Throughout the three hours I spent inside the sale, I watched friends and strangers help one another through the experience. I spotted a pair of friends, Molly Ono and Vivek Suri, debating whether Ono should purchase a pair of shoes from the Asics x Cecilie Bahnsen collaboration or a set of bright blue Ottolinger heels when Elsesser walked up to help them make a pro-and-con list. The Asics might be too big on Ono, but the heels, Elsesser said, pointing to their memory-foam strap, are comfortable, an all-night-approved shoe. Minutes later, I watched three girls, their arms overflowing with garments, engage in the same ritual: pausing before checking out to take a moment to present their spoils to one another, allowing the group to decide which pieces would be coming home with them.
I ran into Escalante just after she had checked out. Her bags were hefty, and she was smiling. She held one open so I could see inside. Among her purchases (a Chopova Lowena dress she’d been eyeing from Karefa-Johnson’s closet and a Thom Browne coat), I saw the pearlescent heart-shaped Simone Rocha bag I’d lusted after since it came out.

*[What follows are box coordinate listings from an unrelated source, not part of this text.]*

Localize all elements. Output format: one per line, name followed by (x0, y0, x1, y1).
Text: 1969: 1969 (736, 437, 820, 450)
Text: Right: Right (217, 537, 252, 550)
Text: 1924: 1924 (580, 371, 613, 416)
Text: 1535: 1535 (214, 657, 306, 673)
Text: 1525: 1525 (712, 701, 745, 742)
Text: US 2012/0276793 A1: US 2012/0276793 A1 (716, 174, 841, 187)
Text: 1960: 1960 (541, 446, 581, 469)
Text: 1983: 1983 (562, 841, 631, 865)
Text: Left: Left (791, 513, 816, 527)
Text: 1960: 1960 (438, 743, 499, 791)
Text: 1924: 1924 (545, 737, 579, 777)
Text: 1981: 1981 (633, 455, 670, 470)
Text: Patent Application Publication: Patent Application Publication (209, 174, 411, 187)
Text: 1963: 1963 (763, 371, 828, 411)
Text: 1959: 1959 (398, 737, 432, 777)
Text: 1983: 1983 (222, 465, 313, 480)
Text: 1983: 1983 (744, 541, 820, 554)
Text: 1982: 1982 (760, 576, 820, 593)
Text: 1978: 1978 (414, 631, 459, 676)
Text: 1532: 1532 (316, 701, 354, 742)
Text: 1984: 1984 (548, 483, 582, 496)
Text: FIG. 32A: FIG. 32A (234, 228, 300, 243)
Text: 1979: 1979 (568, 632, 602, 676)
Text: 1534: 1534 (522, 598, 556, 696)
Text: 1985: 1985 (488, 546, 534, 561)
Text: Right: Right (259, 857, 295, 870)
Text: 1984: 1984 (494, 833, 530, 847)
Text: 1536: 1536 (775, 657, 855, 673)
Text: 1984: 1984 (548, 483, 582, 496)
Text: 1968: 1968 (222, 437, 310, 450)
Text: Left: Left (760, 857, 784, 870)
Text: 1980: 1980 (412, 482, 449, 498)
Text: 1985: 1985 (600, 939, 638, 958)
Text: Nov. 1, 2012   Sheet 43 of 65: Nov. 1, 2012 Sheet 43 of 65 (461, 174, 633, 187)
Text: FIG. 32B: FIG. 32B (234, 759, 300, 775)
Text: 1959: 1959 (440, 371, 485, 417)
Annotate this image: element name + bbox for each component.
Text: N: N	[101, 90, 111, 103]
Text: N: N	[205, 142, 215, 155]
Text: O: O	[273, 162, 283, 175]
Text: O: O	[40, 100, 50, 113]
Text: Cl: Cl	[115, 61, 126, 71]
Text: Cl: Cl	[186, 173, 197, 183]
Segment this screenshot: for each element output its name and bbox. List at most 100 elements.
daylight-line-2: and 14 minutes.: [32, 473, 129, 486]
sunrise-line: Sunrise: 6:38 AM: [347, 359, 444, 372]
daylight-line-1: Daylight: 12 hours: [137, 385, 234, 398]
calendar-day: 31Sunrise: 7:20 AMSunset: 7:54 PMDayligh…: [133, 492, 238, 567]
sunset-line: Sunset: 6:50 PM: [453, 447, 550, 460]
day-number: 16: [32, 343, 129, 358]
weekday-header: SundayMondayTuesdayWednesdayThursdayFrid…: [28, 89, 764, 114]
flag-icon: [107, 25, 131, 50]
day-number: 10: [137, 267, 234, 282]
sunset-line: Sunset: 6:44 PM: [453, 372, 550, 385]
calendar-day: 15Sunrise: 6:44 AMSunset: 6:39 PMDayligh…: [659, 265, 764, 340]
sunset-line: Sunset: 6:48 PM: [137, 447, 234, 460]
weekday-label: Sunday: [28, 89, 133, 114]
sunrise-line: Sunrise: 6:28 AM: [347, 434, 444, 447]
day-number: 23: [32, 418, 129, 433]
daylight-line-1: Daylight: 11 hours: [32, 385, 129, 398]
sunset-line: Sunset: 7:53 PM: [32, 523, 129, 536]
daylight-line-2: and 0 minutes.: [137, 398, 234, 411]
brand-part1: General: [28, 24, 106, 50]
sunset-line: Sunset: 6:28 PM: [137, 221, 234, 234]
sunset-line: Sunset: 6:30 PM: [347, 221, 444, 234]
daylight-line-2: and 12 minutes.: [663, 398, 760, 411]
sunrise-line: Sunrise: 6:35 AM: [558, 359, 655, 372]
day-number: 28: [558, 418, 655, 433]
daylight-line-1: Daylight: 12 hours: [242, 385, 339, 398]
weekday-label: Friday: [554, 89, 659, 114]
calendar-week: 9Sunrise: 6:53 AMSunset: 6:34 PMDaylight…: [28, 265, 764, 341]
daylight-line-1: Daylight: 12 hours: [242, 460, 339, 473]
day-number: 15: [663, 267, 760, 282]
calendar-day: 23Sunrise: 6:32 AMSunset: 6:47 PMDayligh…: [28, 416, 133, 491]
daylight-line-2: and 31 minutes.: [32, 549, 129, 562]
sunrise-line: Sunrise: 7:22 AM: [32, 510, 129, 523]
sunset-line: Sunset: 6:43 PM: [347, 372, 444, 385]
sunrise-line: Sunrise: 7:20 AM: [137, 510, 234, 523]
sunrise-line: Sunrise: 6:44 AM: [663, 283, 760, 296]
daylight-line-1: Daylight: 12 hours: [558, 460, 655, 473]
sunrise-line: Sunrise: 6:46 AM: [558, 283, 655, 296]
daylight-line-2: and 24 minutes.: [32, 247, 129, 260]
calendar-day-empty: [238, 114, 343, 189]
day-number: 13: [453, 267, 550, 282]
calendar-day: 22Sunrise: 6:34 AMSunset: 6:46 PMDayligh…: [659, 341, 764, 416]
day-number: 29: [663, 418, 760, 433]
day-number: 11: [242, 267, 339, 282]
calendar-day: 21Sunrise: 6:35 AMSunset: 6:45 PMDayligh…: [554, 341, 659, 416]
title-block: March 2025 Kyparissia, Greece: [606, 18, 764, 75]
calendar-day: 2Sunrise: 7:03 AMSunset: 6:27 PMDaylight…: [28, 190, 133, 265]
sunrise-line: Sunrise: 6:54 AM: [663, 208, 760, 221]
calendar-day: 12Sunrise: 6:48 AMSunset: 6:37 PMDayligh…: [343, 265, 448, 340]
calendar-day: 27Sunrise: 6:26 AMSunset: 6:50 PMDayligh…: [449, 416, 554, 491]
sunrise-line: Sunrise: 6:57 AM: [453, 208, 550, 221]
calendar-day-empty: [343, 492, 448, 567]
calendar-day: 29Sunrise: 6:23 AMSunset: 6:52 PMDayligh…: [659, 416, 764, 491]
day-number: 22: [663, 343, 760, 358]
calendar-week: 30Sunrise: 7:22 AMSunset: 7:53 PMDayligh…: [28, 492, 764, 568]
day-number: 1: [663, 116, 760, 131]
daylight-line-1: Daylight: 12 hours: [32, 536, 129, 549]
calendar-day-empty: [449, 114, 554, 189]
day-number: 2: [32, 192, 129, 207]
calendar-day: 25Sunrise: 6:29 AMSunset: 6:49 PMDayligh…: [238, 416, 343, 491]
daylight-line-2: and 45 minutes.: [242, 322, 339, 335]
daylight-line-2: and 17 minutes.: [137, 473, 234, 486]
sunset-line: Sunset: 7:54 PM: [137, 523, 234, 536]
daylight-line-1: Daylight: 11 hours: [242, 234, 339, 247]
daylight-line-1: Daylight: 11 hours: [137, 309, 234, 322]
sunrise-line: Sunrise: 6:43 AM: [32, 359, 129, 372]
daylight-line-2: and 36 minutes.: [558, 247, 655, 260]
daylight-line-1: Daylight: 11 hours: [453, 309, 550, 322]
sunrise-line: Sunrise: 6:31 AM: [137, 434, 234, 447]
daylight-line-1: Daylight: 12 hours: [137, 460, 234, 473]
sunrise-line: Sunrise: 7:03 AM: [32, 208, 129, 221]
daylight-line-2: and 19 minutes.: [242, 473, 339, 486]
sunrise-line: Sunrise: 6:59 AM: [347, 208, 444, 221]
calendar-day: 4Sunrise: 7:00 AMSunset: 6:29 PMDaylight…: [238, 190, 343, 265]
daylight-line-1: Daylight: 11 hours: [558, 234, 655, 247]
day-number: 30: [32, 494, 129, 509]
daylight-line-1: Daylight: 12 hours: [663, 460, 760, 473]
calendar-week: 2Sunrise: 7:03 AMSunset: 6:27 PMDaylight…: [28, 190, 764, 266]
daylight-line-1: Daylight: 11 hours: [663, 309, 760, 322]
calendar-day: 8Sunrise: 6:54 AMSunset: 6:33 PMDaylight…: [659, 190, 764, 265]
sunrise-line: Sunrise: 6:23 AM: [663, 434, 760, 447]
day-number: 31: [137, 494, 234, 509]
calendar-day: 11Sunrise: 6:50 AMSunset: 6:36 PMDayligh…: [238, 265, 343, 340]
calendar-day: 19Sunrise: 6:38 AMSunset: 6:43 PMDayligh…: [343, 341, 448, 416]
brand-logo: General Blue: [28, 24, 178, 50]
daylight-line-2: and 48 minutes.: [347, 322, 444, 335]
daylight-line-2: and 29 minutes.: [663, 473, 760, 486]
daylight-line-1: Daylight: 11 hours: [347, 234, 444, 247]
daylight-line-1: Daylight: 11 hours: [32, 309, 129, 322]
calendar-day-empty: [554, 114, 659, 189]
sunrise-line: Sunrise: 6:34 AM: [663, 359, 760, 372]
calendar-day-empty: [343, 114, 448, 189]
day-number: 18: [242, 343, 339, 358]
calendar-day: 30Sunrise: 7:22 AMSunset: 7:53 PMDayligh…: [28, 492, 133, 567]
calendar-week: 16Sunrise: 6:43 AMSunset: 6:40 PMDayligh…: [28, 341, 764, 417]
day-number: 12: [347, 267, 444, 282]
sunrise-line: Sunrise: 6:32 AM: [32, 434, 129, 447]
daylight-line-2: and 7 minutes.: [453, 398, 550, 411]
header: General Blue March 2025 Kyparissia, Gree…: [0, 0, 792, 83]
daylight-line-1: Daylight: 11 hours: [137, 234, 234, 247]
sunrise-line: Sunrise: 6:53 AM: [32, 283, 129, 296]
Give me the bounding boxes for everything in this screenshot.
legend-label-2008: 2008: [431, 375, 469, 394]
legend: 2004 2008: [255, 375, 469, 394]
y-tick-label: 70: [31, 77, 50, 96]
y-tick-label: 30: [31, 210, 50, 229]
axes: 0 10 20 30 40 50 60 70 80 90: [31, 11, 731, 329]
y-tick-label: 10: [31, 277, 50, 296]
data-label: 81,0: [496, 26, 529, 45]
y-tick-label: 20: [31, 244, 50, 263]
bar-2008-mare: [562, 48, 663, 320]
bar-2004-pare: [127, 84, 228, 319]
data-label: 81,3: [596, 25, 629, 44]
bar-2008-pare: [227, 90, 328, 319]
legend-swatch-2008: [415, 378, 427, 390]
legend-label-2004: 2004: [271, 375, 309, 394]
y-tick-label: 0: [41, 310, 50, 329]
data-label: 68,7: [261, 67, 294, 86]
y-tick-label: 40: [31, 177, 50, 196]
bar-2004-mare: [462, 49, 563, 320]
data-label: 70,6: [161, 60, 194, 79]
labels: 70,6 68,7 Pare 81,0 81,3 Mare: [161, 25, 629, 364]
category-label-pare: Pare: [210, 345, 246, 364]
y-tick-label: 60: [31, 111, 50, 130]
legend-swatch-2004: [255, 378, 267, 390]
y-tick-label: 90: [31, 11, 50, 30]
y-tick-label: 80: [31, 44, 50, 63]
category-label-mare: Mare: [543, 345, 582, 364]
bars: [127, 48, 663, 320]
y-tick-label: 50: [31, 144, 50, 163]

Just before I headed out to leave as the proud owner of two new-to-me pairs of vintage Levi’s (something I’d struggled to find for years), I spotted Jackson and Long, whom I had met earlier on line. Their hands were full of clothes. “Did you get what you came for?” I asked them. They started squealing as they showed me their finds: a purple silk skirt, a frilled red tank top, and, in Long’s arms, the pair of Junya Watanabe pants she’d hoped to find.